© 1992 Bryan Appleyard
© 1992 ANZURA, Australie et Nouvelle-Zélande Urantia Association
Par Bryan Appleyard,
Auteur de « Comprendre le présent : la science et l’âme de l’homme moderne » (Picador, 1992)
Voici les dernières lignes de deux livres récents qui ont tenté de vulgariser les développements les plus récents et les plus étranges de la pensée scientifique.
La première : si nous trouvons la réponse à cette question, ce serait le triomphe ultime de la raison humaine – car alors nous devrions connaître la pensée de Dieu.
La seconde : nous sommes vraiment censés être ici.
Le premier est la rhétorique finale du super best-seller de Stephen Hawkin, « Une brève histoire du temps ». La seconde est la conclusion du livre de Paul Davies, « The Mind of God ». Les deux hommes sont physiciens et aucun des deux ne sait de quoi il parle.
Pour Hawking, évoquer Dieu est un geste vide de sens, puisqu’il ne croit pas à un tel être. Dans le cas de Davies, il existe une véritable progression intellectuelle vers l’idée d’un véritable objectif humain. Mais ses termes sont désespérément étroits.
Ce qui compte, cependant, ce n’est pas la physique, ni l’ambition orgueilleuse et confuse de leurs affirmations – c’est le fait que tous deux se sentent qualifiés par leur discipline pour dire de telles choses, et que, dans le cas de Hawking, des millions de personnes ont acheté le livre. probablement dans la conviction qu’il a raison.
Les scientifiques, par le biais de ces canaux populaires, disent enfin la vérité : eux, et eux seuls, détiennent la clé du sens, du but et de la justification de la vie humaine. La véracité ou non de cette affirmation, ainsi que la question de savoir s’il s’agit de la véritable croyance sous-jacente par laquelle nous menons notre vie, constituent la question la plus urgente de notre époque. En effet, je crois que c’est la seule question de notre époque, le débat décisif qui façonne tous les autres. Si nous ne commençons pas à comprendre la science, nous ne pouvons pas prétendre comprendre le présent.

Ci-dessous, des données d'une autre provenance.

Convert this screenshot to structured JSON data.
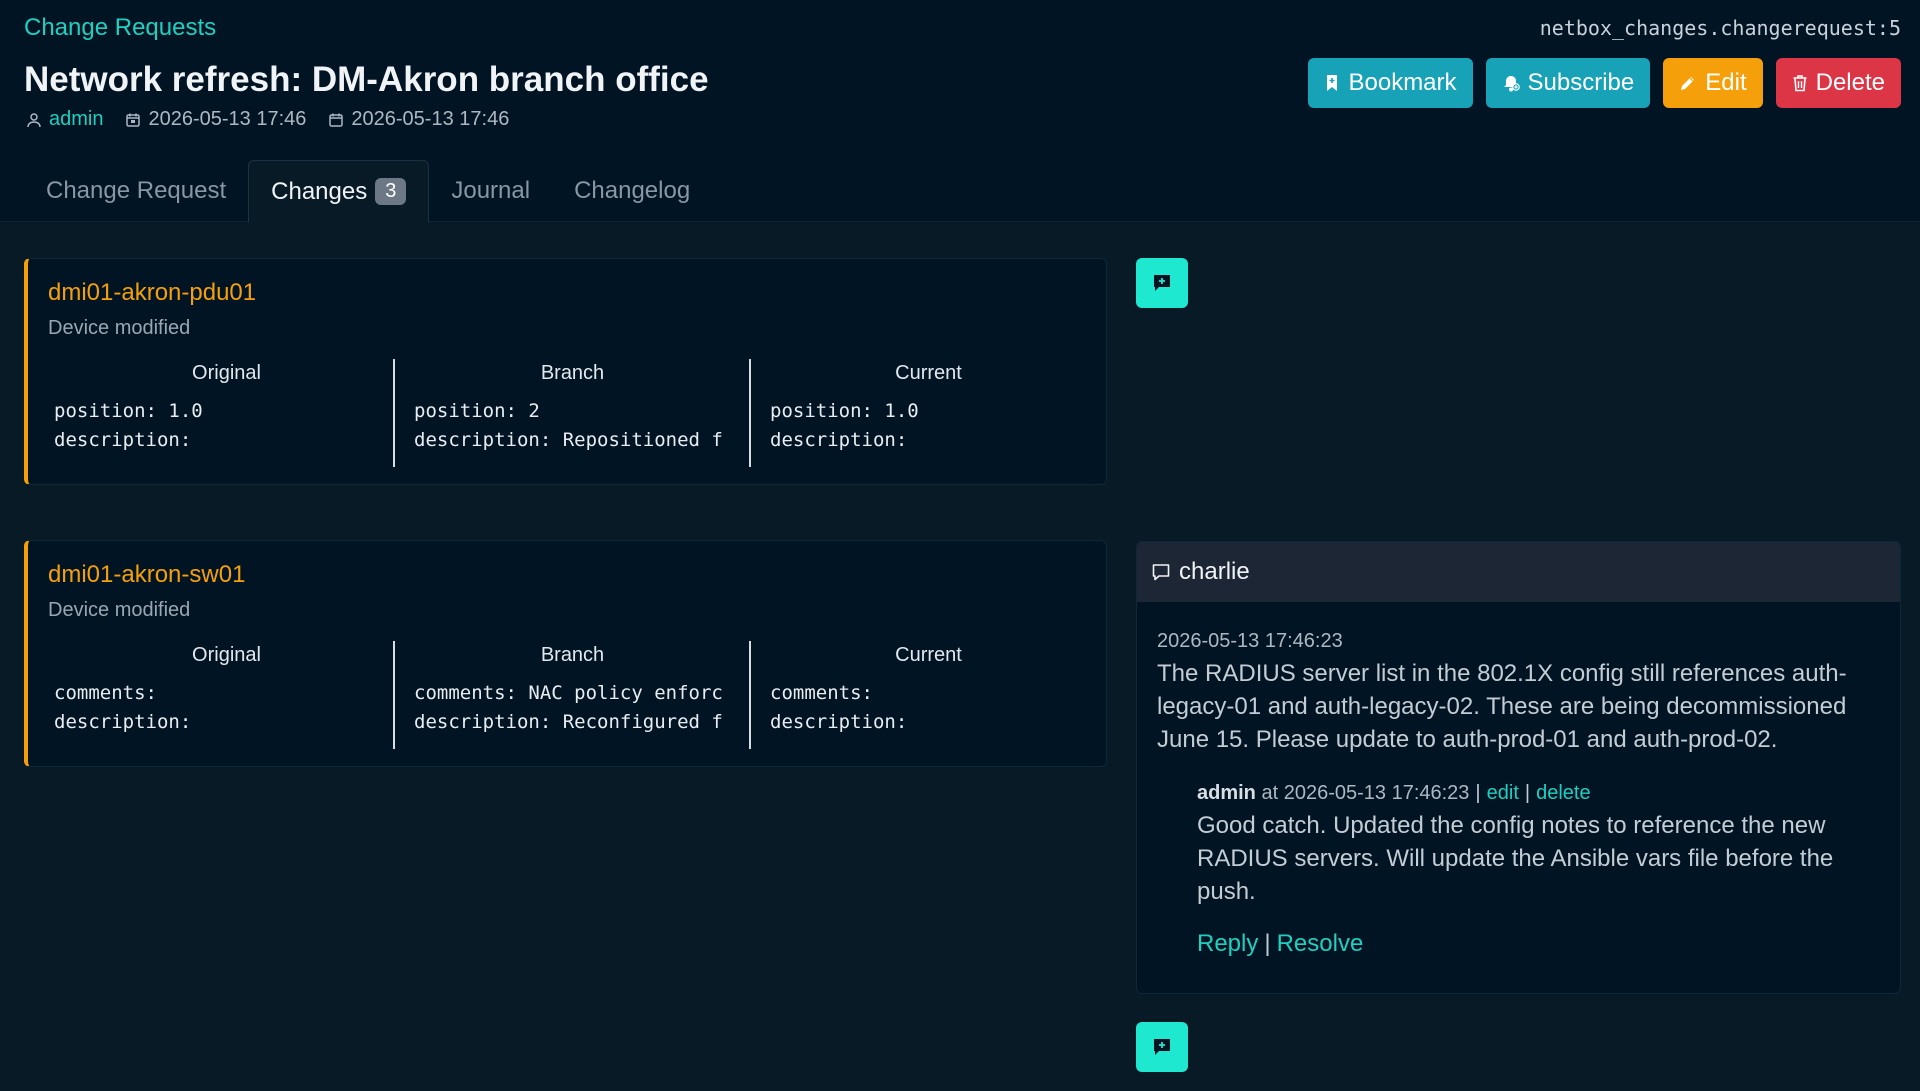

Depuis 400 ans, nous vivons dans l’ombre des lumières scientifiques. C’est l’ère moderne. Cela a commencé lorsqu’un certain nombre de scientifiques de génie (principalement Galilée et Newton) ont fait exploser la vision médiévale du monde, et qu’un certain nombre de philosophes (notamment Descartes et Kant) ont lutté pour reconstruire les certitudes humaines à la suite de cette détonation. Le monde médiéval a été détruit par la découverte de la méthode intellectuelle d’une efficacité stupéfiante que nous appelons aujourd’hui la science.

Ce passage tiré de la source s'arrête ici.